Y aquel día iba a pagar por ese defecto.
Gifford dio una larga calada al cigarro en el pasillo vacío. La colilla a medio fumar pendió de sus labios mientras él usaba las manos para alisarse la chaqueta. Cole eligió ese momento para salir de una oficina situada al otro lado del corredor a fin de aprovechar la distracción y la posición vulnerable de aquel hombre. Le agarró de las muñecas con un movimiento sencillo y le arrastró de vuelta a la sala de conferencias.
—¿Qué diablos está haciendo? —inquirió Gifford, perplejo, mientras se le caía el pitillo de los labios.
—Guarde silencio y esto será más fácil —contestó Cole. Mantuvo sujeto a su cautivo con la mano izquierda mientras con la diestra cerraba suavemente la puerta detrás de ellos—. Y ahora, tome asiento.
Arrojó al tipo sobre una de las sillas situadas alrededor de la larga mesa de conferencias, desocupada desde hacía poco. Gifford estaba indignado. Aquel insubordinado no solo le había zarandeado, sino que en el proceso también le había retorcido las muñecas. Fuera de sí, puso las manos sobre el pecho y se las frotó a fin de aliviar el dolor. Mientras giraba la silla hacia su atacante, se puso a despotricar:
—Voy a enseñarte, jovencito, que no soy de esa clase de tipos que se achantan y aceptan sin más este tipo de…
Abandonó sus quejas a mitad de la frase cuando se dio la vuelta del todo y tuvo ocasión de ver las manos del agresor, que estaba dando las últimas vueltas al silenciador antes de tenerlo ajustado del todo a su Glock 32 de calibre 357 SIG.

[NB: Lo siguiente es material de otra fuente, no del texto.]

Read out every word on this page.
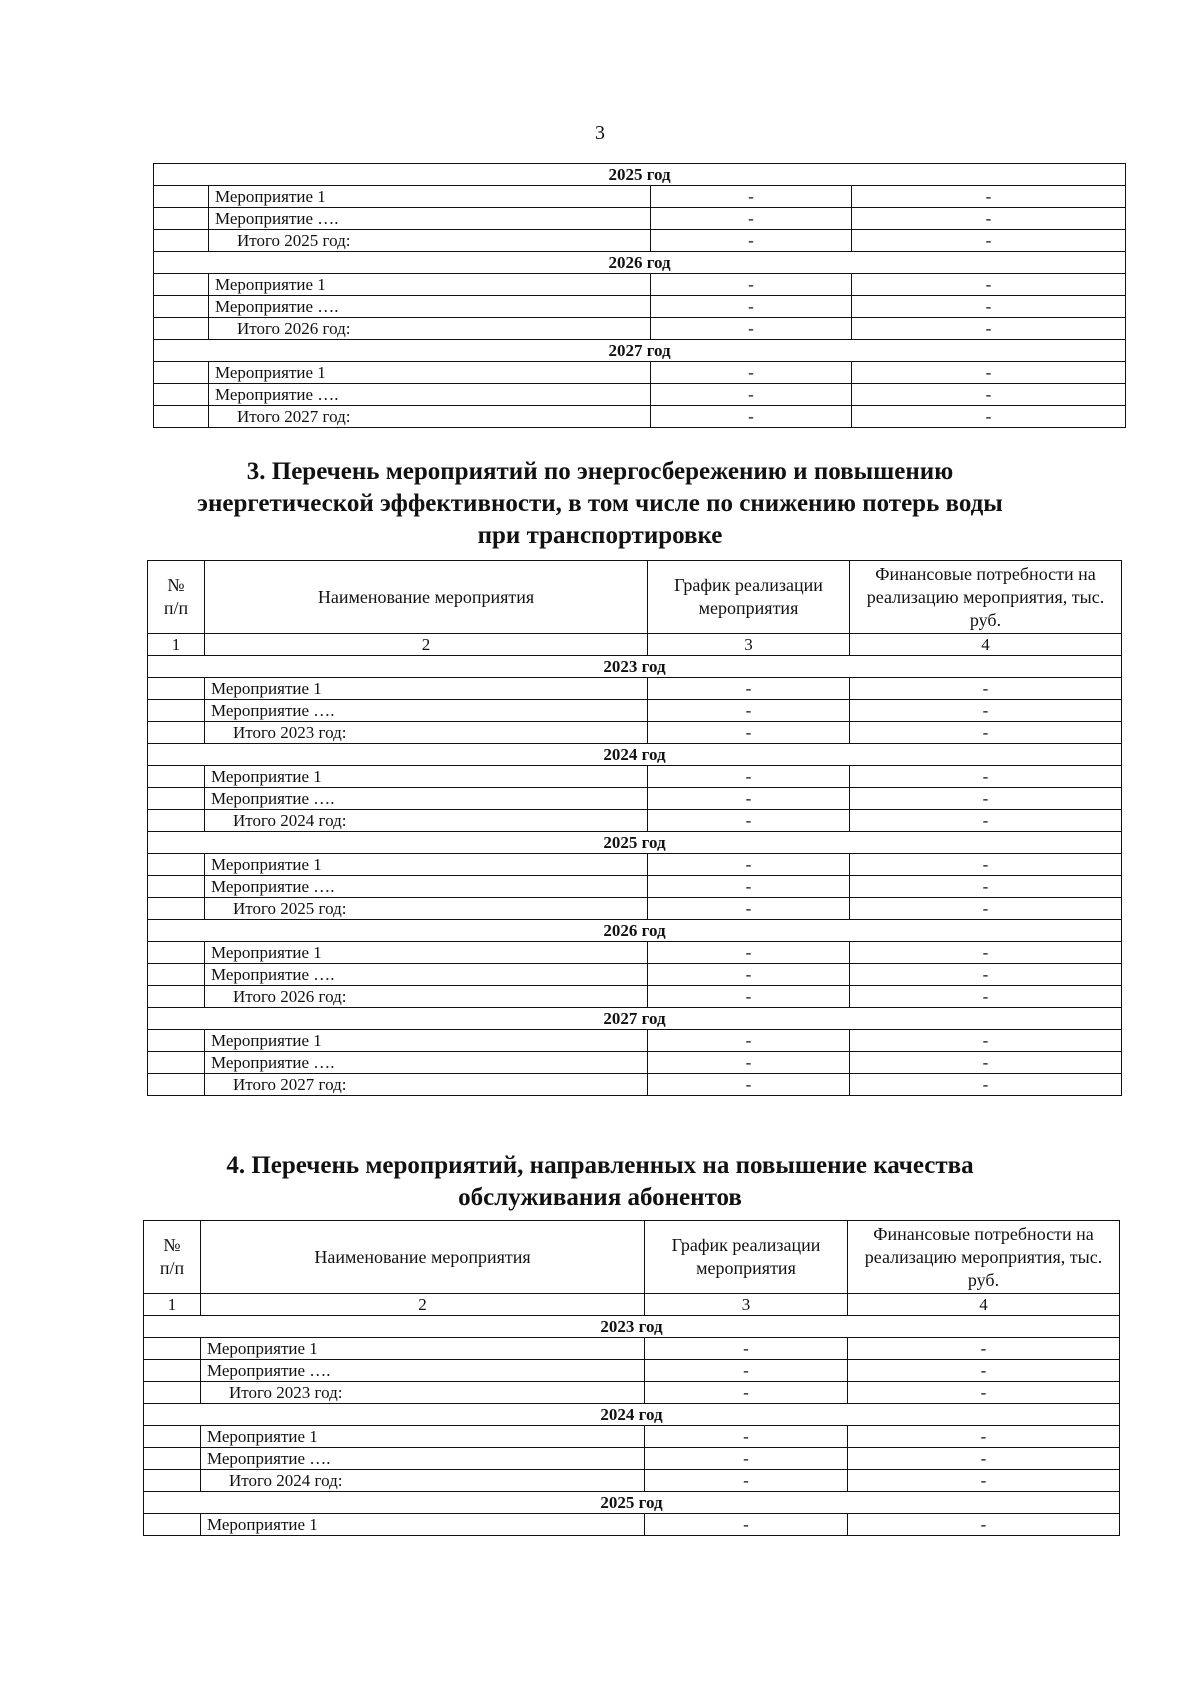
3
2025 год			
	Мероприятие 1	-	-
	Мероприятие ….	-	-
	Итого 2025 год:	-	-
2026 год			
	Мероприятие 1	-	-
	Мероприятие ….	-	-
	Итого 2026 год:	-	-
2027 год			
	Мероприятие 1	-	-
	Мероприятие ….	-	-
	Итого 2027 год:	-	-
3. Перечень мероприятий по энергосбережению и повышению
энергетической эффективности, в том числе по снижению потерь воды
при транспортировке
№
п/п	Наименование мероприятия	График реализации мероприятия	Финансовые потребности на реализацию мероприятия, тыс. руб.
1	2	3	4
2023 год			
	Мероприятие 1	-	-
	Мероприятие ….	-	-
	Итого 2023 год:	-	-
2024 год			
	Мероприятие 1	-	-
	Мероприятие ….	-	-
	Итого 2024 год:	-	-
2025 год			
	Мероприятие 1	-	-
	Мероприятие ….	-	-
	Итого 2025 год:	-	-
2026 год			
	Мероприятие 1	-	-
	Мероприятие ….	-	-
	Итого 2026 год:	-	-
2027 год			
	Мероприятие 1	-	-
	Мероприятие ….	-	-
	Итого 2027 год:	-	-
4. Перечень мероприятий, направленных на повышение качества
обслуживания абонентов
№
п/п	Наименование мероприятия	График реализации мероприятия	Финансовые потребности на реализацию мероприятия, тыс. руб.
1	2	3	4
2023 год			
	Мероприятие 1	-	-
	Мероприятие ….	-	-
	Итого 2023 год:	-	-
2024 год			
	Мероприятие 1	-	-
	Мероприятие ….	-	-
	Итого 2024 год:	-	-
2025 год			
	Мероприятие 1	-	-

—Sé perfectamente quién es, señor Gifford —replicó Cole sin molestarse en levantar la vista—. He venido a por usted.
La rabia y la sensación de superioridad de Gifford habían sido sustituidas por el terror y la impotencia.
—¿Qué…, qué quiere? —preguntó sin apartar los ojos del arma.
—Este momento —respondió Cole, que retiró el seguro del gatillo de la Glock en cuanto el silenciador quedó en posición con un chasquido—. Este momento es todo lo que quiero.
—No entiendo —espetó, horrorizado, y empujó hacia atrás la silla, como si así pudiera hallar alguna protección frente a la amenaza que tenía delante—. ¿Qué quiere… de mí?
—Solo esto —replicó Cole—. No quiero nada más. No es un interrogatorio ni un secuestro.
—Entonces, ¿qué es?
Cole levantó por fin la mirada y la fijó en los ojos como platos del aterrado Gifford.
—Es el fin.
—No…, no entiendo.
—Ya, imaginaba que no iba a comprenderlo —repuso Cole, y acto seguido disparó al corazón de Gifford tres balas que cortaron de raíz la conversación.
El hombro derecho de Cole soportó el retroceso de la pistola. Los disparos sofocados por el silenciador apenas levantaron eco en la enorme sala.
Gifford jadeó con incredulidad al ver un hilo de humo en la boca del cañón por la que habían salido las tres balas ahora alojadas en la parte superior de su cuerpo. Se desplomó sobre la silla cuando el corazón empezó a soltar sangre, que salió a borbotones por las heridas del pecho y la espalda.
Cole le vio exhalar el último estertor y se perdió en las sombras.